Dissipative instability of converging cylindrical shock wave
Sergey G. Chefranov

TL;DR
This paper derives the linear instability condition for converging cylindrical shock waves in viscous media, highlighting differences from plane shock waves and showing that viscosity influences the growth of perturbations.
Contribution
It provides the first analytical instability condition for converging cylindrical shock waves considering viscosity effects in large radius limits.
Findings
Instability condition differs from plane shock waves due to lack of chiral symmetry.
Positive exponential growth rate occurs only with nonzero viscosity at high Reynolds numbers.
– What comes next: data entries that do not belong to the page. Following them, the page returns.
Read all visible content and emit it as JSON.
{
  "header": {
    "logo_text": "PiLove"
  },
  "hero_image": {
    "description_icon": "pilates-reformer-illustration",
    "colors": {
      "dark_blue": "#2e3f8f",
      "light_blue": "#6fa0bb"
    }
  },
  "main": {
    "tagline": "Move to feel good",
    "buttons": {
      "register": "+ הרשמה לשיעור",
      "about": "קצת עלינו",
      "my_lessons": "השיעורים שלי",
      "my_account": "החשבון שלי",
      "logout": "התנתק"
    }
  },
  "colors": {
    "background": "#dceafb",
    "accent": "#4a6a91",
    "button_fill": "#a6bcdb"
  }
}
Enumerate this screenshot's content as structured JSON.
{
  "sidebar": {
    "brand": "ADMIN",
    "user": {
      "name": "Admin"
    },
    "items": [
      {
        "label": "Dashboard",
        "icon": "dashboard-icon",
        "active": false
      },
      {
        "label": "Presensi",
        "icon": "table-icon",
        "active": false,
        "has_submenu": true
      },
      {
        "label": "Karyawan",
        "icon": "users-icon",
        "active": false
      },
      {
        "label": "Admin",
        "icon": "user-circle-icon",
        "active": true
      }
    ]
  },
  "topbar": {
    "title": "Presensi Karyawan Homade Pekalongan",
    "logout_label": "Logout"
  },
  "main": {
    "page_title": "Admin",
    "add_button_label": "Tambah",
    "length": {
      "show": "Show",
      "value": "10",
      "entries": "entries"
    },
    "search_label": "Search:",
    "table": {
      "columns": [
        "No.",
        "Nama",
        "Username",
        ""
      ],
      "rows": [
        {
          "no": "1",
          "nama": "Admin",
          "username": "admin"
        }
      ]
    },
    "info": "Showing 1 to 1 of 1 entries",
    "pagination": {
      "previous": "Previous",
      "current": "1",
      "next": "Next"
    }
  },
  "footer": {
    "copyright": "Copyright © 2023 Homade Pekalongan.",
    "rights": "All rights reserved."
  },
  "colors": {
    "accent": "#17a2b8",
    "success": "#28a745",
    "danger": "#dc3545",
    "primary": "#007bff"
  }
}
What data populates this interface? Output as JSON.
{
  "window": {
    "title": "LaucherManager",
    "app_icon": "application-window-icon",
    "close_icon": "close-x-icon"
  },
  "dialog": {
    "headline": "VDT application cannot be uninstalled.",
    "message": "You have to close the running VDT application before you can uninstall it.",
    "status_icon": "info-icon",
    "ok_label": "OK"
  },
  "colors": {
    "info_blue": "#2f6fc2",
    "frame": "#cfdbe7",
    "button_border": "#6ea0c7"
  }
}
The analysis extends the understanding of shock wave stability in cylindrical geometries.
Abstract
The condition of linear instability for a converging cylindrical strong shock wave (SW) in an arbitrary viscous medium is obtained in the limit of a large stationary SW radius, when it is possible to consider the same Rankine-Hugoniot jump relations as for the plane SW. This condition of instability is substantially different from the condition of instability for the plane SW because a cylindrical SW does not have chiral symmetry in the direction of the SW velocity (from left to right or vice versa) as in the case of a plane SW. The exponential growth rate of perturbations for the converging cylindrical SW is positive only for nonzero viscosity in the limit of high, but finite, Reynolds numbers as well as for the instability of a plane SW.